От воспоминаний Карину отвлек глухой шум над головой. Наверху загудело, глухо и тяжело стукнуло, даже сруб подпола содрогнулся, а с бревенчатого творила посыпалась земля. Карина медленно подняла голову, судорожно глотнула. Догадалась, что это прогорела, обрушилась изба стрыя. Значит, все. Жив ли еще кто из терпеев или все полегли — она не ведала. Но так тошно, так горько и страшно вдруг сделалось, что зарыдала тихонечко, кусая губы, чтобы не завыть в голос, не напугать мирно сопевших рядом деток. Плакала долго, давилась слезами. А потом пришло отупение. Она сидела, уставившись во мрак неподвижным взором, и сама не заметила, как опустились ресницы, исчезли мысли. Пришел сон. Разбудил ее детский плач. Буська проснулся первым, разбудил Гудима, и они вдвоем тормошили ее, просили кушать. Дети всегда просят есть, когда есть нечего. Вот и сейчас Карина лазила в темноте по пустым закромам, скребла по днищам коробов. Все же удалось обнаружить горшочек с липовым медом летнего сбора. Его и поели. Ели сладкий мед, а на зубах хрустела земля. Противно было.
— Надо попробовать выбраться, — то ли себе, то ли детям сказала Карина.
Сказать легче, чем сделать. Сверху их завалило намертво. Карина взобралась повыше, нашла между толстыми бревнами сруба щель и, вставив в нее обе ступни, упираясь плечами и головой в творило, стала пытаться отворить подпол. Пробовала опять и опять. От натуги дрожало все тело, скрипела на сжатых зубах земля. Дети снизу что-то спрашивали, Буська даже советовал. Ее сейчас это только злило. Подумалось мельком — мыслимо ли брюхатой такую тяжесть, как дом, поднимать? Она задыхалась, делала новые попытки, пока в какой-то момент не поддалась отчаянию. Стала кричать, биться в тяжелое творило, звать, уже не думая о том, что может напугать малышей, что сверху могут оказаться окаянные убийцы. Боги пресветлые!.. Да уж лучше быструю смерть от булата каленого принять, чем задохнуться во мраке холодного подпола.
И тут, словно кто-то помог ей сверху, загрохотало, и люк сдвинулся. В глаза резануло светом. В первый миг Карина даже ничего не могла разглядеть. Потом закусила костяшки пальцев, чтобы не закричать. Рядом был стрый Акун. Но она еле узнала любимого дядьку под этой бурой маской запекшейся крови. У Акуна не было глаз — одни раны кровавые. Ей понадобилась вся ее воля, чтобы не запричитать. Выбралась наверх. Огляделась. Все. Теперь кричи, не кричи — без толку.

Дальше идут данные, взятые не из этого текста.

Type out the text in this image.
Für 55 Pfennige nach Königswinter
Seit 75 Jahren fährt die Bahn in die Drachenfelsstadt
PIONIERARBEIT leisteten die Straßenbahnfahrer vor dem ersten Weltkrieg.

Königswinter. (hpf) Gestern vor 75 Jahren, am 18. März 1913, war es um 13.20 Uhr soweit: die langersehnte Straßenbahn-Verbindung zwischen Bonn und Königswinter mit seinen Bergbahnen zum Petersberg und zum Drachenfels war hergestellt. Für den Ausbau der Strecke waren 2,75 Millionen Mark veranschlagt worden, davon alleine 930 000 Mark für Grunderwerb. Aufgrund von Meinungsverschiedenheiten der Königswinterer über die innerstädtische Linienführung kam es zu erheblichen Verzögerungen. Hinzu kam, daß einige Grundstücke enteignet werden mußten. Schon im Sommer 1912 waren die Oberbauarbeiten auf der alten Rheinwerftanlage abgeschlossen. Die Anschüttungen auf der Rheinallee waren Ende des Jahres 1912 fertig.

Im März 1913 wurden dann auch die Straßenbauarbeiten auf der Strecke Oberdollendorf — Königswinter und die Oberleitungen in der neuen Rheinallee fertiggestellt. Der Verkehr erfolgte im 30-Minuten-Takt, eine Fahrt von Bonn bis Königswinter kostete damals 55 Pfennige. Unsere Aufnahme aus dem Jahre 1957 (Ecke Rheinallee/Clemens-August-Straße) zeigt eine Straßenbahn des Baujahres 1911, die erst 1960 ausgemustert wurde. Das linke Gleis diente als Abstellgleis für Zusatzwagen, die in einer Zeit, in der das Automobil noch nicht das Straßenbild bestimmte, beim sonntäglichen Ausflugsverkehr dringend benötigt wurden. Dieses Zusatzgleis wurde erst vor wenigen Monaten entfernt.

Не было больше Мокошиной Пяди. Раньше было большое селение, до двух десятков дворов насчитывало. Сейчас же вокруг лишь кучи серого пепла, остовы каменок да дымок вьется над догорающими кое-где балками. В ноздри несло гарью и сладковато-приторным запахом горелой плоти. Медленно летали в воздухе легкие хлопья сгоревших тканей. А в чистом голубом небе холодно светило ясное Хорос-солнышко.
Карина глядела вокруг расширившимися глазами.